How the brain’s microglial cells affect the body and the mind.
From 2001 to 2006, science journalist Jackson Nakazawa (Childhood Disrupted: How Your Biography Becomes Your Biology and How You Can Heal, 2015, etc.) was stricken, for the second time, with Guillain-Barré syndrome, an autoimmune disease that attacks nerves, causing paralysis. As she recovered, she experienced cognitive and psychological changes that urged her to question the connection between physical immune dysfunction and brain-related and psychiatric illness, a connection that went against the prevailing medical belief that the brain could not be affected by immune disorders. The author’s investigations led her to the work of scientists across many disciplines—neurobiology, genetics, psychology, psychiatry, medicine, and immunology—several of whom she profiles in lively detail: the caffeine-fueled Beth Stevens, for one, a MacArthur fellow who directs a laboratory, and Jonathan Kipnis, whose graduate school professors, decades ago, did not encourage his experiments in the immune system–brain connection.
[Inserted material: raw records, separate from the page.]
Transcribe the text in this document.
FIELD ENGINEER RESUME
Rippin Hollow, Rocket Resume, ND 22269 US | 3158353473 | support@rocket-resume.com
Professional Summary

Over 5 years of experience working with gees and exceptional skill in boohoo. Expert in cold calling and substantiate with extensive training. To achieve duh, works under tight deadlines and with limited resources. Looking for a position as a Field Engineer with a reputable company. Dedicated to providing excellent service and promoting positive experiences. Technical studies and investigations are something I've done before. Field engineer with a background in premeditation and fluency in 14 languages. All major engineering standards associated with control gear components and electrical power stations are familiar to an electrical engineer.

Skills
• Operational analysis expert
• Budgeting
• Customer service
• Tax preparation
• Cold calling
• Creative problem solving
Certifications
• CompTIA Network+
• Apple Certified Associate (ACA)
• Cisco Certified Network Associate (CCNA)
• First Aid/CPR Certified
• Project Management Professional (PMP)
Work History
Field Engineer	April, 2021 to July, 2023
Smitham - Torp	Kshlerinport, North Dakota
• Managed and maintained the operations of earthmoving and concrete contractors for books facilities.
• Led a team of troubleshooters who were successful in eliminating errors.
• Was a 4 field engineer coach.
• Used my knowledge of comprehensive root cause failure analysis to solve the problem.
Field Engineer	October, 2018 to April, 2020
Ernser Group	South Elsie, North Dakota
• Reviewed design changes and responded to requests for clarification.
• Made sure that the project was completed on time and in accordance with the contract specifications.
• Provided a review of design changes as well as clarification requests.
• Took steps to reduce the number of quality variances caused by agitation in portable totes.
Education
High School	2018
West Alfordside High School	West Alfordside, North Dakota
Translating scientific research into brisk, readable prose, Jackson Nakazawa reports on breakthrough discoveries regarding microglial cells, which function as the brain’s white blood cells, with “enormous power to protect, repair, and repopulate the brain’s billions of neurons and trillions of synapses, or to cripple and destroy them.” But besides functioning as helpful “angels,” they also can spin into overdrive in response to stressors such as infection, environmental toxins, trauma, physical or emotional abuse, and chronic mental stress. When these stressors appear to microglia as if they are biological pathogens, the resulting “frenzied” microglial activity can lead to depression, anxiety, cognitive impairment, forgetfulness, lethargy, and similar symptoms. The author follows three autoimmune sufferers whose psychological symptoms were significantly improved by one of the new therapies resulting from microglial research: transcranial magnetic stimulation, neurofeedback, gamma light therapy, and fasting diets. Scientists in many fields, writes the author, are looking into a microglial connection to Alzheimer’s disease, with the hope that if the cells can be rebooted and reprogrammed, they can “help reverse the ravages” of the disease.
A fascinating look at cutting-edge research with profound implications.